I have a few more thoughts that Gaby has said I can put in a book but not a blog.


I’m excited for Oscar’s future, but I don’t know if I should be. I’ll show you what I mean. I’ve been designing the curriculum for a new Computer Science degree at an Irish university. The first cohort starts in September 2022; prospective students can apply through the Irish Central Applications Office next spring. According to the marketing website, which I wrote, “[t]he goal of [the course] is to turn curious, creative people into the best software engineers in the world.”

I’ve got to where I am in my own career by piecing together scraps of knowledge from colleagues, O’Reilly books, assumptions, and incorrect assumptions. I feel wistful about the students getting all this knowledge fed directly into their brains at such a young age. “They can do anything, they’ve got the world at their feet.” I’m sure that indeed a higher-than-average fraction of them will get their own Wikipedia pages. But I imagine that most will turn out more or less just like me, although they might get there a few years faster.

An accelerated version of me isn’t remarkable, at least not in the inspirational but mentally-taxing Silicon Valley sense of putting a dent in the universe. The world needs more decent programmers who play a difficult but workaday role in large companies, but it’s not what comes to mind when I think of the word “remarkable”. I’m aware that I don’t properly value the benefit to the individual and society of having a good job; doing it well; and living your version of a good life. I don’t know how strict to be about the moral and carbon accounting.

Will Oscar want to be like his old dad too? Should he? For now he can have big dreams and be anything that he wants to be, but eventually he’ll have to choose something and then he’ll just have a job and a hobby and maybe a blog.

Oscar dumped a big pile of Sticklebricks on my desk and then forgot about them. I fiddle with them during meetings, just below the camera line. If I do achieve anything noteworthy then I’ll attribute it to the creativity pump of the Sticklebricks.

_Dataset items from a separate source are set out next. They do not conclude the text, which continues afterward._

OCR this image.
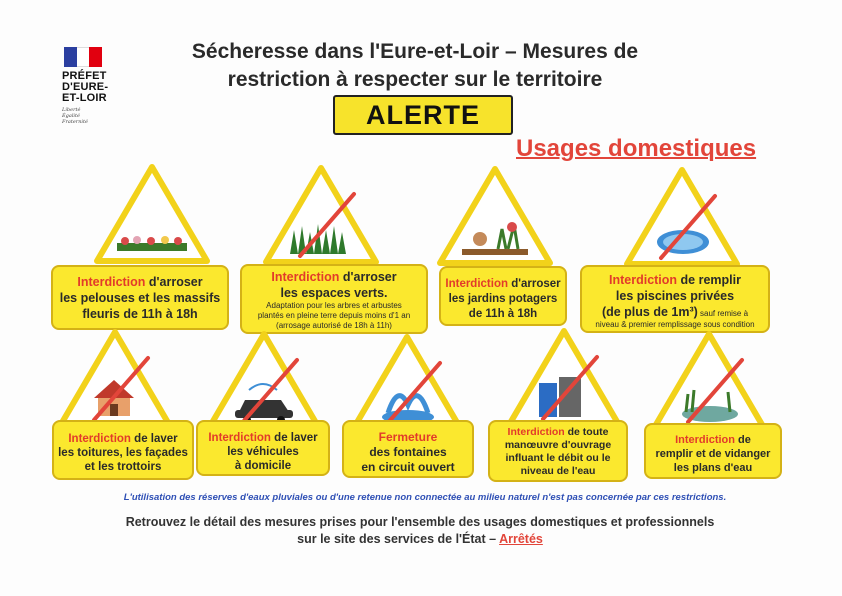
PRÉFET
D'EURE-
ET-LOIR
Liberté
Égalité
Fraternité
Sécheresse dans l'Eure-et-Loir – Mesures de
restriction à respecter sur le territoire
ALERTE
Usages domestiques
Interdiction d'arroser
les pelouses et les massifs
fleuris de 11h à 18h
Interdiction d'arroser
les espaces verts.
Adaptation pour les arbres et arbustes
plantés en pleine terre depuis moins d'1 an
(arrosage autorisé de 18h à 11h)
Interdiction d'arroser
les jardins potagers
de 11h à 18h
Interdiction de remplir
les piscines privées
(de plus de 1m³) sauf remise à
niveau & premier remplissage sous condition
Interdiction de laver
les toitures, les façades
et les trottoirs
Interdiction de laver
les véhicules
à domicile
Fermeture
des fontaines
en circuit ouvert
Interdiction de toute
manœuvre d'ouvrage
influant le débit ou le
niveau de l'eau
Interdiction de
remplir et de vidanger
les plans d'eau
L'utilisation des réserves d'eaux pluviales ou d'une retenue non connectée au milieu naturel n'est pas concernée par ces restrictions.
Retrouvez le détail des mesures prises pour l'ensemble des usages domestiques et professionnels
sur le site des services de l'État – Arrêtés
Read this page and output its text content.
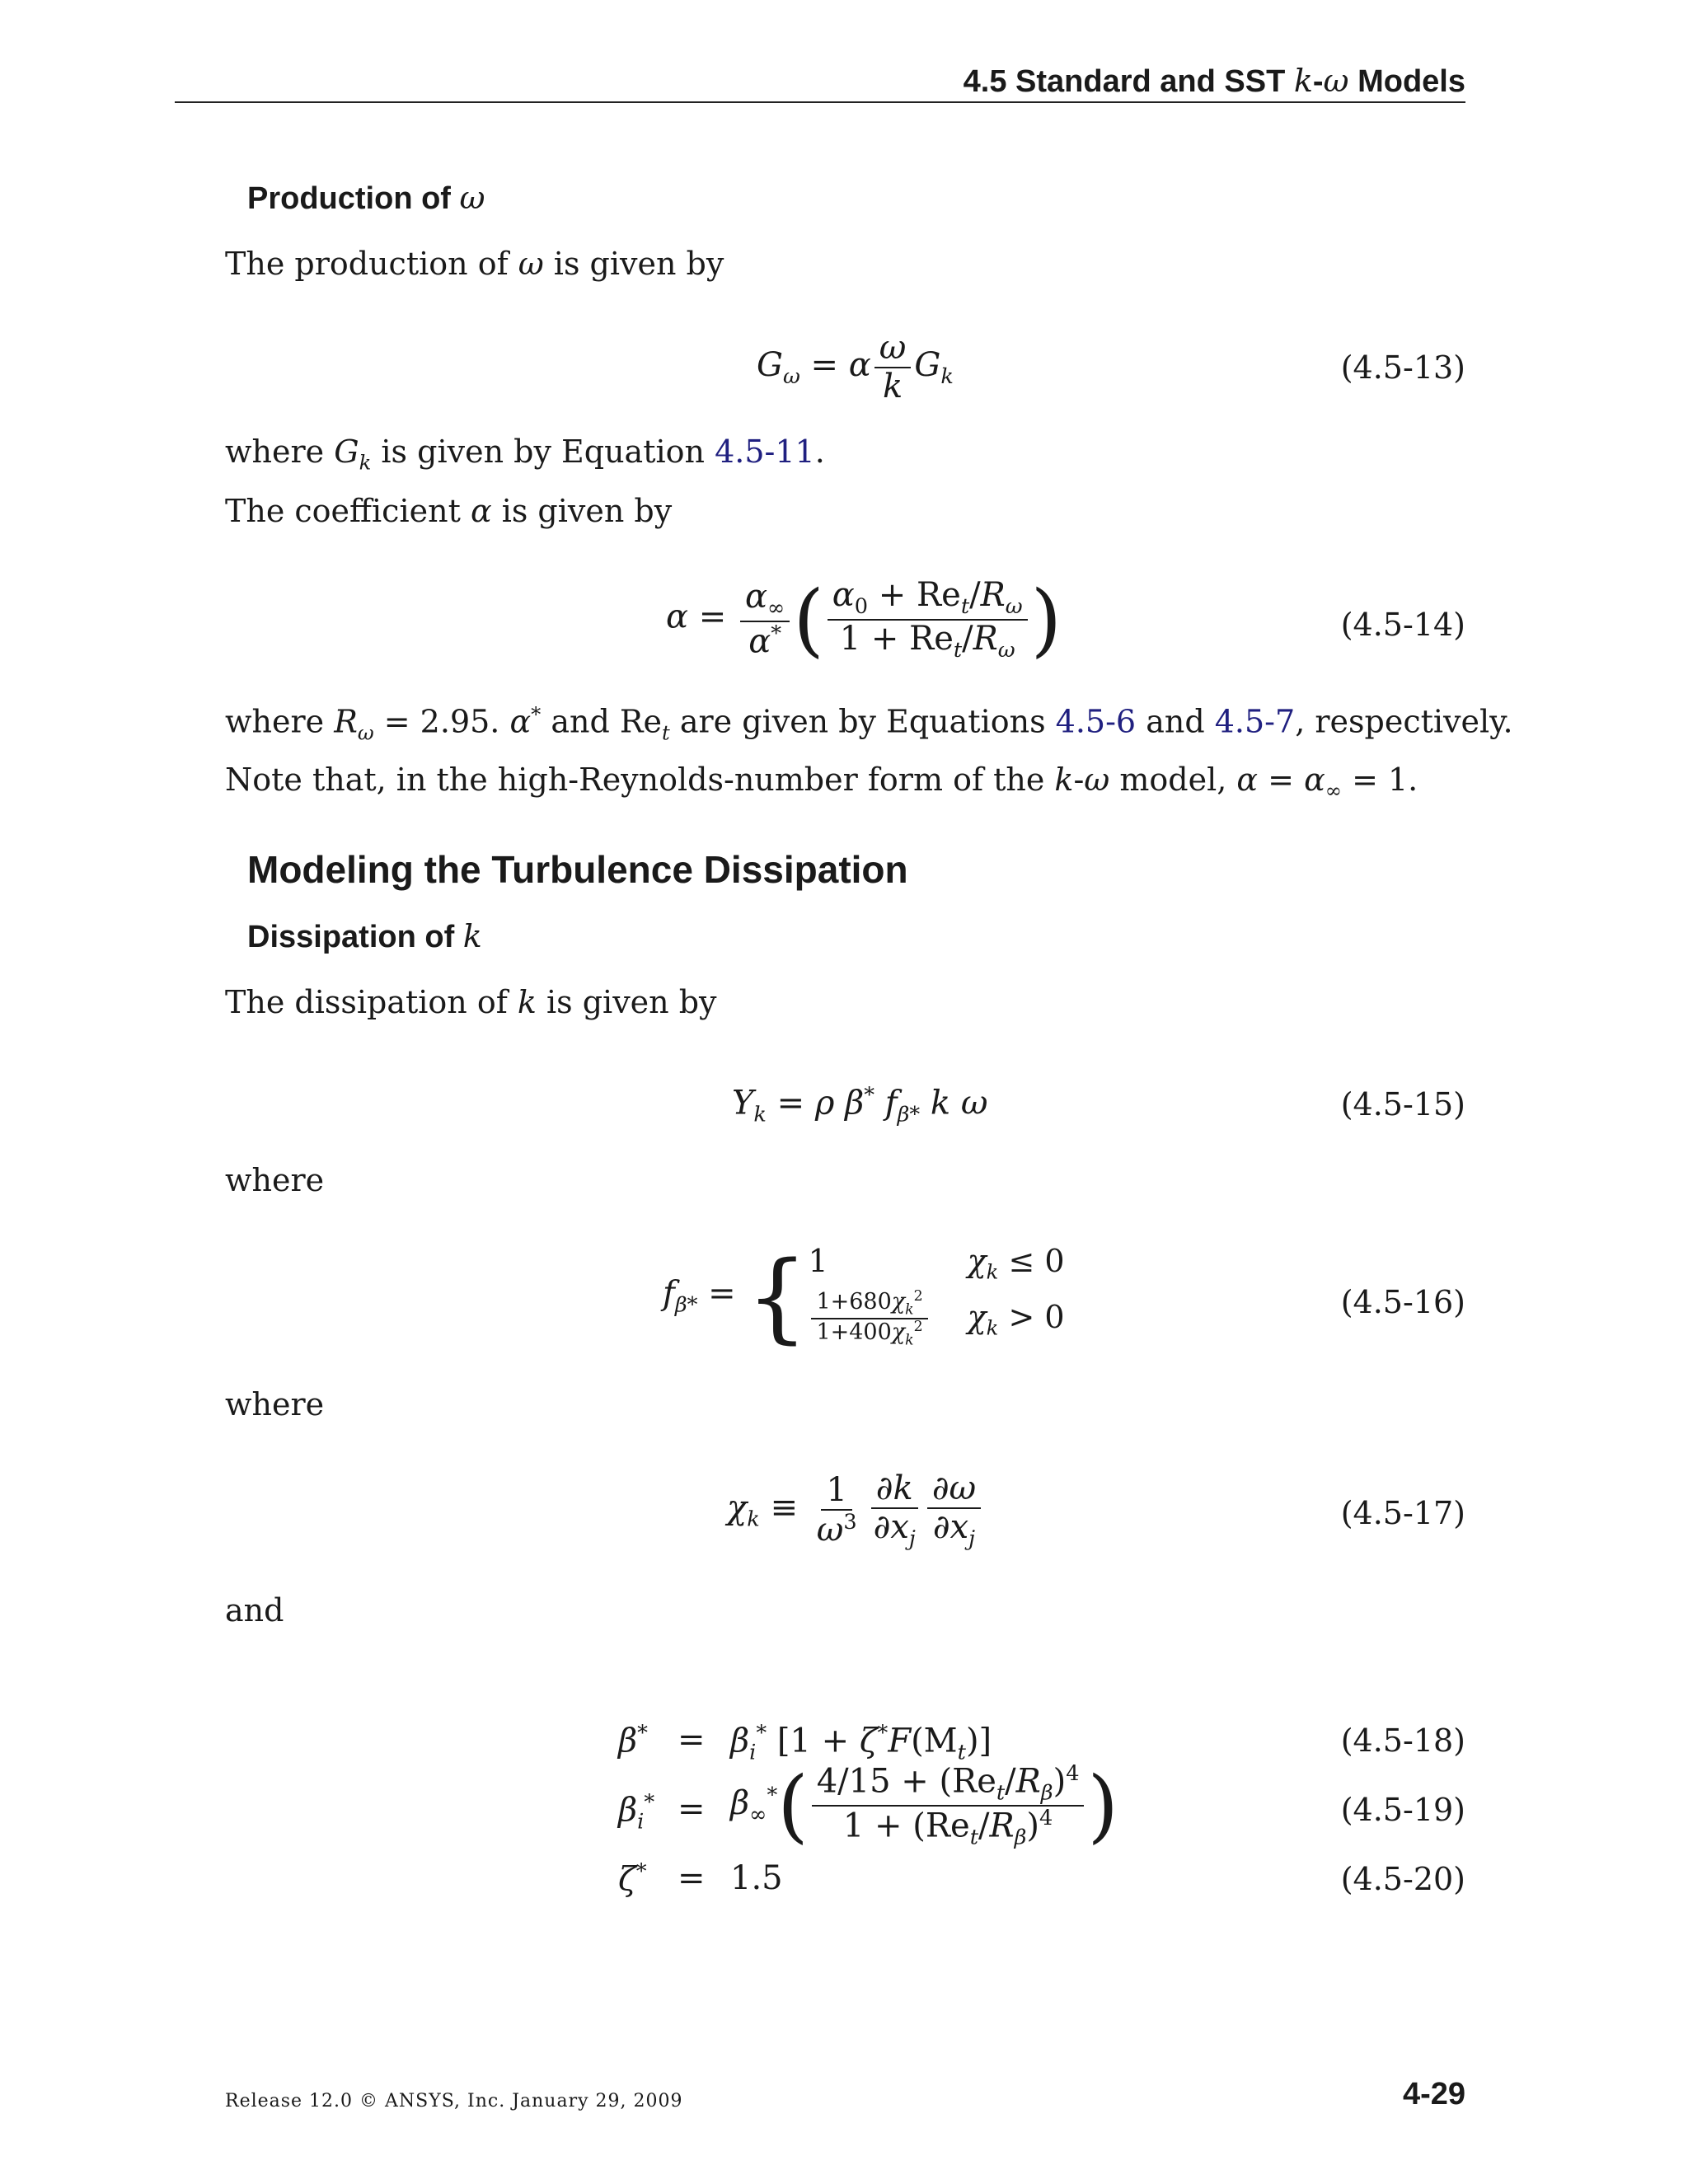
4.5 Standard and SST k-ω Models
Production of ω
The production of ω is given by
$G_\omega = \alpha \frac{\omega}{k} G_k$	(4.5-13)
where $G_k$ is given by Equation 4.5-11.
The coefficient α is given by
$\alpha = \frac{\alpha_\infty}{\alpha^*}$ ( $\frac{\alpha_0 + Re_t/R_\omega}{1 + Re_t/R_\omega}$ )	(4.5-14)
where $R_\omega = 2.95$. α* and $Re_t$ are given by Equations 4.5-6 and 4.5-7, respectively.
Note that, in the high-Reynolds-number form of the k-ω model, $\alpha = \alpha_\infty = 1$.
Modeling the Turbulence Dissipation
Dissipation of k
The dissipation of k is given by
$Y_k = \rho$ β* $f_{\beta*}$ k ω	(4.5-15)
where
$f_{\beta*}$ = { 1	$\chi_k \le 0$
$\frac{1+680\chi_k^2}{1+400\chi_k^2} \chi_k > 0$	(4.5-16)
where
$\chi_k \equiv \frac{1}{\omega^3} \frac{\partial k}{\partial x_j} \frac{\partial\omega}{\partial x_j}$	(4.5-17)
and
$\beta^* = \beta_i^*$ $[1 + \zeta^*F(M_t)]$	(4.5-18)
$\beta_i^* = \beta_\infty^*( \frac{4/15 + (Re_t/R_\beta)^4}{1 + (Re_t/R_\beta)^4}$ )	(4.5-19)
ζ* = 1.5	(4.5-20)
Release 12.0 © ANSYS, Inc. January 29, 2009	4-29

We left San Francisco for London almost 2 years ago. I miss SF more than I expected. As a computer programmer it was nice being the center of attention, even if a lot of the attention was bad. I’ve reserved Oscar some good Gmail and Twitter handles on the offchance that these are still popular services by the time he’s old enough to use them. Until I left SF I didn’t realize how much I had appreciated the billboards for enterprise SaaS software. I had nothing but contempt for the man on his laptop in the coffee shop working on a stillborn cryptocurrency startup, but he was an important part of the decor and I was glad that he was there. I appreciated the scale of America, even if I didn’t go to most of it. You can do a world tour without leaving the lower 48. In the rest of the world you get as far as you can in your hometown and then head to the US.